Binlerce yılı aşkın süredir, Mezopotamya, Mısır, kuzey Hindistan ve Çin’de dünyanın en eski medeniyetleri, müzikal gelenekler geliştirdiler. Bu gelenekler bugün kültürlerin en büyük temsilcileri oldular. Kuşkusuz unutulmaya yüz tutmuş etnik kökenlerin, yaşayan ve yaşatan tarihi haline geldiler. Örneğin, batı Afrika’da “Griot” (kabilenin tarihini ve geleneklerini kuşaktan kuşağa aktaran kişi) şarkıcı ve hikayeci, modern çağa kadar yaşadı ve bugün hala yaşamakta. Bir başka coğrafyaya bakacak olursak, Hindistan’ın kendine özgü müzik geleneğinin kökenleri M.Ö. 2600’den 1900’e kadar gelişen İndus Vadisi uygarlığına kadar uzandığına inanılmaktadır. Eski Çinli filozoflar da müziğin, evrenin temel düzenini yansıttığına inanırlardı.

Müziğin, biraz daha günümüz tarihine, yakın zamanına inersek, karşımıza belirli kategorilerde olan ve belirli çağları temsil eden başlıklarda müzikler gelecektir; antik/barok, klasik, çağdaş/modern, post modern, renosans, romantik ve yirminci yüz yıl. Tüm sanat alanlarıyla birlikte, özellikle Barok döneminde (1600-1750), müzik güçlendi ve coşkuyla büyüdü. Besteciler, dini ya da laik eserler yazarken, dinleyicide etki yaratmayı hedefledi; böylece opera ve oratoryo ezgileri doğdu; sözlü müzik ve dansa eşlik eden müzikten, bağımsızlığını kazanarak enstrümantal müzik de güçlendi.

Eski çağlardan, barok dönemine, barok döneminden, yirminci yüzyıla, müzikteki özgürleşme ve sınır tanımama, bu çağın hızlı akan tüketim ve üretim maratonuna ayak uydurmasını kanıtlıyor. Barok döneminin kuralları vardı. Klasik ve Romantik çağ ile bu kurallar ufak çaplı gelişti.
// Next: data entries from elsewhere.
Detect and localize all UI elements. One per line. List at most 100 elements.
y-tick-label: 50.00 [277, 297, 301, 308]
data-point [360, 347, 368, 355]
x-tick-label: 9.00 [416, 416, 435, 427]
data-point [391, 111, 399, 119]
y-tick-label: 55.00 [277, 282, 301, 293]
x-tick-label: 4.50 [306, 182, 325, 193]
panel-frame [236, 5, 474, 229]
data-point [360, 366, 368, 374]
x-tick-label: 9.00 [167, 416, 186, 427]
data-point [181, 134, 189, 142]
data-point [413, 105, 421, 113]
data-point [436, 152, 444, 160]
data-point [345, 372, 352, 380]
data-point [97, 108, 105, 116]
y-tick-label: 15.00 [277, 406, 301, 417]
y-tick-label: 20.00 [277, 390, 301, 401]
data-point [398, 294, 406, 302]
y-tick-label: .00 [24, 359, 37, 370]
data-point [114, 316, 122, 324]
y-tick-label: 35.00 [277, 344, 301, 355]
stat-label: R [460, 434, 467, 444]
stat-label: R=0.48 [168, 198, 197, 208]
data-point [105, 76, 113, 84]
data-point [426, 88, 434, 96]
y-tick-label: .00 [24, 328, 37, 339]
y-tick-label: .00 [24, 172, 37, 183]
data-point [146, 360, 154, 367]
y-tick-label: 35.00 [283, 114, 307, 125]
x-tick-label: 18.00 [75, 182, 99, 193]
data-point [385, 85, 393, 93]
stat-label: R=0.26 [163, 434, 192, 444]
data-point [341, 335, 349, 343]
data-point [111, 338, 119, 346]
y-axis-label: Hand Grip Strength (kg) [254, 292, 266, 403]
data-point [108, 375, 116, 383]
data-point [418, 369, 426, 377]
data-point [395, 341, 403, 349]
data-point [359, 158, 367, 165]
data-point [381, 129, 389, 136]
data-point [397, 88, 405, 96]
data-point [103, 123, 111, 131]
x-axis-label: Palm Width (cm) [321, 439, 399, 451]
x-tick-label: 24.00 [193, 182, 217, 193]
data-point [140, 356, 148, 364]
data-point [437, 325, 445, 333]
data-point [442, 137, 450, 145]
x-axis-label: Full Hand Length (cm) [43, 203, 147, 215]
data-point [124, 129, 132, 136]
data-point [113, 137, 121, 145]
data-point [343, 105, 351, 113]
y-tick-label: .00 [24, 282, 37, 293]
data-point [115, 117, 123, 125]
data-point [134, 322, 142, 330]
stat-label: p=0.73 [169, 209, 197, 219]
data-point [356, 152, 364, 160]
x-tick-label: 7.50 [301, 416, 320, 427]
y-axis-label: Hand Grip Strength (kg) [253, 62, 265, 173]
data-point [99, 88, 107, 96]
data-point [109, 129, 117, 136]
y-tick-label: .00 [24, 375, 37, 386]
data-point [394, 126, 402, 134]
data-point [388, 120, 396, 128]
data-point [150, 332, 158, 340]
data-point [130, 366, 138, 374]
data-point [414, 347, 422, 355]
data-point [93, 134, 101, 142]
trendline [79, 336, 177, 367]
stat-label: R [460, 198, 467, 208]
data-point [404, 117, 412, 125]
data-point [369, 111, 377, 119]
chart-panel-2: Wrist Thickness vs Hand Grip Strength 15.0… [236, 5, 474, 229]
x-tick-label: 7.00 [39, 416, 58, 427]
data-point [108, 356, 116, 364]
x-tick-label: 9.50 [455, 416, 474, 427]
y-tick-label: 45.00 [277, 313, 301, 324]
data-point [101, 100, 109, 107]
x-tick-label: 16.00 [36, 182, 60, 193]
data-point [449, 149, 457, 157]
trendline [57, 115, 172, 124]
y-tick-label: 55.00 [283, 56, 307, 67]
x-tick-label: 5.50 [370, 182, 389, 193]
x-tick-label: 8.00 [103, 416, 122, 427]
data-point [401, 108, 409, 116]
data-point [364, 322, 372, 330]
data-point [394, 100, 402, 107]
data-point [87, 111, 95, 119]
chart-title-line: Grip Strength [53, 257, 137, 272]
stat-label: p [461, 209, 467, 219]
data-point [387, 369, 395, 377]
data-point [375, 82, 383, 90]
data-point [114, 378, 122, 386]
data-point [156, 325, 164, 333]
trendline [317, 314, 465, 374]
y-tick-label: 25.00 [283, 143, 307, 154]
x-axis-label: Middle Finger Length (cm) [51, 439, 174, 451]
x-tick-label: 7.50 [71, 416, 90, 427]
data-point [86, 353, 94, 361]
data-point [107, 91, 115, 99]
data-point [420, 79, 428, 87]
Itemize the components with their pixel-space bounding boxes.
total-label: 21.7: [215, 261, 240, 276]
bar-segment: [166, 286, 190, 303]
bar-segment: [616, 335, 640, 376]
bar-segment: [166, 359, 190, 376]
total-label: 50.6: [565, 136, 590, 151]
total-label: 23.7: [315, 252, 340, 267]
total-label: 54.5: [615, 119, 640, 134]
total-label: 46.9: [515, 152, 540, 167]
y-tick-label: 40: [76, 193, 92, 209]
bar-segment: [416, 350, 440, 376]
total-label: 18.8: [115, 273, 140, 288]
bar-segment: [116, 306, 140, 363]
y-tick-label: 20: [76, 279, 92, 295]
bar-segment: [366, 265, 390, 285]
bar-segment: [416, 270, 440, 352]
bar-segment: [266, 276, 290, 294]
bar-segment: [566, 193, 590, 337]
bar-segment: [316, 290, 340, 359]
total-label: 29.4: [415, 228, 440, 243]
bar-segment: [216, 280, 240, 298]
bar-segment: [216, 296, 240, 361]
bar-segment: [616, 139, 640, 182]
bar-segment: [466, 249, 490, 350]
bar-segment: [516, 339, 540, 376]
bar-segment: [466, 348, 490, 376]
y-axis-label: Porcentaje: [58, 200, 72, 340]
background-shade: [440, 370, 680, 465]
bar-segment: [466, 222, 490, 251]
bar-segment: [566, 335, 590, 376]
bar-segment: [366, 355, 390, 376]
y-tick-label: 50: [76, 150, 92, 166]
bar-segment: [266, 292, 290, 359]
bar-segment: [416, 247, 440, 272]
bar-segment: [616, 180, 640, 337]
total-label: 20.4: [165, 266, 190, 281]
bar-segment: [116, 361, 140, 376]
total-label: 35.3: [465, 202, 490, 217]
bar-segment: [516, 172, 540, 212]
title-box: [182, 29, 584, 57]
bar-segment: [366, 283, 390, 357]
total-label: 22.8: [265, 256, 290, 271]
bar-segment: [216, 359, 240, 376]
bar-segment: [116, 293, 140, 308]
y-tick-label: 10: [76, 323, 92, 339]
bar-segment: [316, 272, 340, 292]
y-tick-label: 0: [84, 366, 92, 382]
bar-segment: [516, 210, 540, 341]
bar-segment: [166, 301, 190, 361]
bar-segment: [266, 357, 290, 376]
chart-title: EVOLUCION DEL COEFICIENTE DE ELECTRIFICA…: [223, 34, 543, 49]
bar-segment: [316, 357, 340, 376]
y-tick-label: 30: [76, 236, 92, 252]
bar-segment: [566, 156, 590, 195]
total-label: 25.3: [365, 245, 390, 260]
Aydınlanma Çağı, entelektüel söylem ve siyasi devrimin girdabına tanık oldu.  Bu temel plana karşı, klasik dönem, Barok müziğin karmaşıklığını devirmeye ve yeni bir neslin rasyonalitesine hitap etmeye çalıştı. Ve böylece yeniden müzik, halkla karışmaya başladı, elit ve üst sınıftan ve kurallardan ayrışarak. Çünkü, müzik kentlerde sınıfsal köylerde ise halkındı. Bu sayede, halka açık konserler aracılığıyla, müziğin popülerleşmesinin ve notaların daha fazla kullanılabilirliğinin denetlenmesine yardımcı oldu; senfoni, enstrümantal, sonat ve yaylı çalgılar dörtlüsü gibi yeni formlar, artık sadece üst sınıfların himayesinde değil, gelirleri için pazara bağımlı olan besteciler tarafından, yeni, orta sınıf dinleyiciler için geliştirildi.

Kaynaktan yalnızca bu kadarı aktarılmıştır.